When a bishop (David Niven) trying to build a cathedral prays for divine guidance, he gets it in the form of a charismatic angel named Dudley (Cary Grant). Focused on raising construction funds, the bishop neglects many things - including his wife (Loretta Young), to whom Dudley is eventually drawn. This delightful Christmastime comedy was nominated for five Academy Awards, winning one for Best Sound.


HARVEY
1950, Universal, 104 min, USA, Dir: Henry Koster

Easily the greatest movie ever made starring a 6-foot-3-inch invisible rabbit. Jimmy Stewart gives his own favorite performance as Elwood P. Dowd, a perfectly nice guy whose best pal nobody can see, leading his sister (Oscar winner Josephine Hull) to try to get him committed. Featuring Cecil Kellaway, Wallace Ford and, in his film debut, Jesse White.
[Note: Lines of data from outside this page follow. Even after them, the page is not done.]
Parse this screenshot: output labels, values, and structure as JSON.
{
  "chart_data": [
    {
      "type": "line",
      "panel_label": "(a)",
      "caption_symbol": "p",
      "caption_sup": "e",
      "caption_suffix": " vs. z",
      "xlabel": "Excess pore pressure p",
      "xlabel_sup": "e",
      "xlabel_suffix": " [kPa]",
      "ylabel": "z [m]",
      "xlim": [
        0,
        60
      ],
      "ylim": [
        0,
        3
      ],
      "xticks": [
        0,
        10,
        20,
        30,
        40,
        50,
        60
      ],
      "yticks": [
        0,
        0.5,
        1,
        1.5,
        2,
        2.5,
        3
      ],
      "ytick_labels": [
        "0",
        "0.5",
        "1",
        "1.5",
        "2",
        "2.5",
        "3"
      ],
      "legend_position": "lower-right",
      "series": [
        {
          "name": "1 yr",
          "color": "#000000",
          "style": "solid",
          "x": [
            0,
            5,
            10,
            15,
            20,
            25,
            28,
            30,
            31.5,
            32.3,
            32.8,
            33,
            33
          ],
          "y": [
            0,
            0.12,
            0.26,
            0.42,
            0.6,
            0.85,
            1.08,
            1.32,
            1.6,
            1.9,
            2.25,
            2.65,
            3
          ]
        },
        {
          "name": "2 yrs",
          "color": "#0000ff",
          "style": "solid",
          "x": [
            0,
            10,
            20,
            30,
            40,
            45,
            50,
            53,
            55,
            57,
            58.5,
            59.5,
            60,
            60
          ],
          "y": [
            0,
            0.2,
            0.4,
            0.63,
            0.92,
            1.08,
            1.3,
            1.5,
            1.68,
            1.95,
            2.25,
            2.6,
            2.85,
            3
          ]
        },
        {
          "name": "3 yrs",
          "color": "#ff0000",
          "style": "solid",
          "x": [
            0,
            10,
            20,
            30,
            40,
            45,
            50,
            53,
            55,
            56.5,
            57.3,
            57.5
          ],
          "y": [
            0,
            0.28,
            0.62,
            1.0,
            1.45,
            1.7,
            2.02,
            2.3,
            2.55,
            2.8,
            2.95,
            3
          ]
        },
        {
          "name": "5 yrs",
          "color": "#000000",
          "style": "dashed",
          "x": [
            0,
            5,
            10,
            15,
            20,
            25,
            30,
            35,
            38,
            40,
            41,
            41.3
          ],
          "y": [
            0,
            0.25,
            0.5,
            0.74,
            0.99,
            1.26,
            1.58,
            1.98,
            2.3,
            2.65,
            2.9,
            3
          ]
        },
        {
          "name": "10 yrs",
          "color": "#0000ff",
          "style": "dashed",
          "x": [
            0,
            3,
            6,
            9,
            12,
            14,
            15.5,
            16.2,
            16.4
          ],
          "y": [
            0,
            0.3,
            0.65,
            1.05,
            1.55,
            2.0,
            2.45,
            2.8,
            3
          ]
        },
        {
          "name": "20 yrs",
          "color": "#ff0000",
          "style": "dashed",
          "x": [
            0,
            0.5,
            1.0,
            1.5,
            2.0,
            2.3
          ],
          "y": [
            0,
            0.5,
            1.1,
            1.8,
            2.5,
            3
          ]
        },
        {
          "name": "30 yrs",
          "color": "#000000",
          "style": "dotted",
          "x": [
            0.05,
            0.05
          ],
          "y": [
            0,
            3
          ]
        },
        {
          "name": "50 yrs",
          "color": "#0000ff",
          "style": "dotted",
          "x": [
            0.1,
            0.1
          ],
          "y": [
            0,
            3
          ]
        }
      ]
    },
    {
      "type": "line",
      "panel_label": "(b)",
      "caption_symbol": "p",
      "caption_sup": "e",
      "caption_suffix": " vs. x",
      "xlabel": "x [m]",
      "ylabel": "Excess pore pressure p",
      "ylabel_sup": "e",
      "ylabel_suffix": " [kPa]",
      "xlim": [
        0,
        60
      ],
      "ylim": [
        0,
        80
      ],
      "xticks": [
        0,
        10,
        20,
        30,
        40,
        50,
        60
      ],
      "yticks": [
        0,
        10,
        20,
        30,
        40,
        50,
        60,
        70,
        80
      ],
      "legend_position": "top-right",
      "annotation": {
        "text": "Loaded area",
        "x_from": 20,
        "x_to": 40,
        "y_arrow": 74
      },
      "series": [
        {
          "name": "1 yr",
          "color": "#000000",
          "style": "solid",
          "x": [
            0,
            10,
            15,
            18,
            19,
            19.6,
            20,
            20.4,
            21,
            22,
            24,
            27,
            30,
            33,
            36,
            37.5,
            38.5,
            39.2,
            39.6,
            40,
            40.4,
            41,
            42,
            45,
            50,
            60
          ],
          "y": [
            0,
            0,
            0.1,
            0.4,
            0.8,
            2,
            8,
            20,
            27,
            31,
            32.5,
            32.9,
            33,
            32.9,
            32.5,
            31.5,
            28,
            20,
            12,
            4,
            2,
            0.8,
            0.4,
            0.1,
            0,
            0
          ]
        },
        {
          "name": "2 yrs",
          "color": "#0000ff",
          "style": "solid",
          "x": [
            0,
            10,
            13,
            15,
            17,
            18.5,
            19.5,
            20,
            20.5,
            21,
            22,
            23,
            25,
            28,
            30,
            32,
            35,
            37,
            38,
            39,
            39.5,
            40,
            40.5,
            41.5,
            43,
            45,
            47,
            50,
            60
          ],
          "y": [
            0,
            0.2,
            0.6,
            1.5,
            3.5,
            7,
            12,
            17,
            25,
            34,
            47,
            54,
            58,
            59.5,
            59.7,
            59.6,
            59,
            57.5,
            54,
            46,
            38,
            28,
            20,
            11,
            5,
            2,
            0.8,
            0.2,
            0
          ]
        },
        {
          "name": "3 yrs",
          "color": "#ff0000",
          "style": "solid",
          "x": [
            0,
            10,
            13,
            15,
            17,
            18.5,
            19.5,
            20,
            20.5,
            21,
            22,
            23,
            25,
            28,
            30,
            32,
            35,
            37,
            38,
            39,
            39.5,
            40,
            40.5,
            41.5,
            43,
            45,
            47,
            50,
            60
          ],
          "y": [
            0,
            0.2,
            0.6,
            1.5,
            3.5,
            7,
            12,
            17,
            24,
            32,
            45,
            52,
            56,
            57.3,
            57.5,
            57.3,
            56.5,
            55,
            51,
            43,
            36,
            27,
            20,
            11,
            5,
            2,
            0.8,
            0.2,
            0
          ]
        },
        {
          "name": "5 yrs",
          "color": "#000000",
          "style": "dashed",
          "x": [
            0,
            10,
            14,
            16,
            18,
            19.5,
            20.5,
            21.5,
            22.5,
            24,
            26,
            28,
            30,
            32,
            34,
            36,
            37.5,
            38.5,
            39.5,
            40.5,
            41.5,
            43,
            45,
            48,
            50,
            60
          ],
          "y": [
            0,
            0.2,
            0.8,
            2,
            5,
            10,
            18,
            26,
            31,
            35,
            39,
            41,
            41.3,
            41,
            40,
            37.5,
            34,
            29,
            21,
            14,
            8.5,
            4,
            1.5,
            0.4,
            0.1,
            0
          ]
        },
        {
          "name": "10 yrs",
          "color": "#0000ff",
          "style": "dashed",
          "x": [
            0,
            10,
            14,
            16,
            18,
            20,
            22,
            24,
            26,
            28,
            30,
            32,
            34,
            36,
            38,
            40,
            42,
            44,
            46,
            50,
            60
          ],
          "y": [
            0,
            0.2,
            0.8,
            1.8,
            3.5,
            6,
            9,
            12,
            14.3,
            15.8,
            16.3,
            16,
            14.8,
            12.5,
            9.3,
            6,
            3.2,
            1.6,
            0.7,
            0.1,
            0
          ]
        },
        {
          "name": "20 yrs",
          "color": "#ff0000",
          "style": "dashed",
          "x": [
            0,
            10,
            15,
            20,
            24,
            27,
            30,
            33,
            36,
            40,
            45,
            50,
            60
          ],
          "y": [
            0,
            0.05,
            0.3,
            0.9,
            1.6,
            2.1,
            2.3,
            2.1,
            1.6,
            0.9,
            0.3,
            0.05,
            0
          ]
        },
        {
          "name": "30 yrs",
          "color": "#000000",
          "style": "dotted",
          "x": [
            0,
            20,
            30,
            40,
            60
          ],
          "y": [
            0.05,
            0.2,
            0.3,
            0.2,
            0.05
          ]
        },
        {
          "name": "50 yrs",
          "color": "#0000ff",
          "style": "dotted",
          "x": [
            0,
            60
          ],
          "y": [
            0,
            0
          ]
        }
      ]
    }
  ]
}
Based on Mary Chase’s play (in which Stewart previously starred), written to cheer up a neighbor whose son was killed in WWII. A warm, wonderful and truly ageless comedy!


FLOWER DRUM SONG
1961, IDP Films, 133 min, USA, Dir: Henry Koster

In this adaptation of Rodgers & Hammerstein’s Broadway musical, Mei Li (Miyoshi Umeki) arrives in San Francisco for an arranged marriage, but husband-to-be Sammy Fong (Jack Soo) is more interested in Linda Low (Nancy Kwan), a singer at his nightclub. While their parents feel bound by tradition, Mei Li and Sammy would prefer to follow their hearts - something that becomes easier to do when it turns out that another young man (James Shigeta) also is looking for a bride. Features choreography by Hermes Pan and such memorable songs as “I Enjoy Being a Girl.”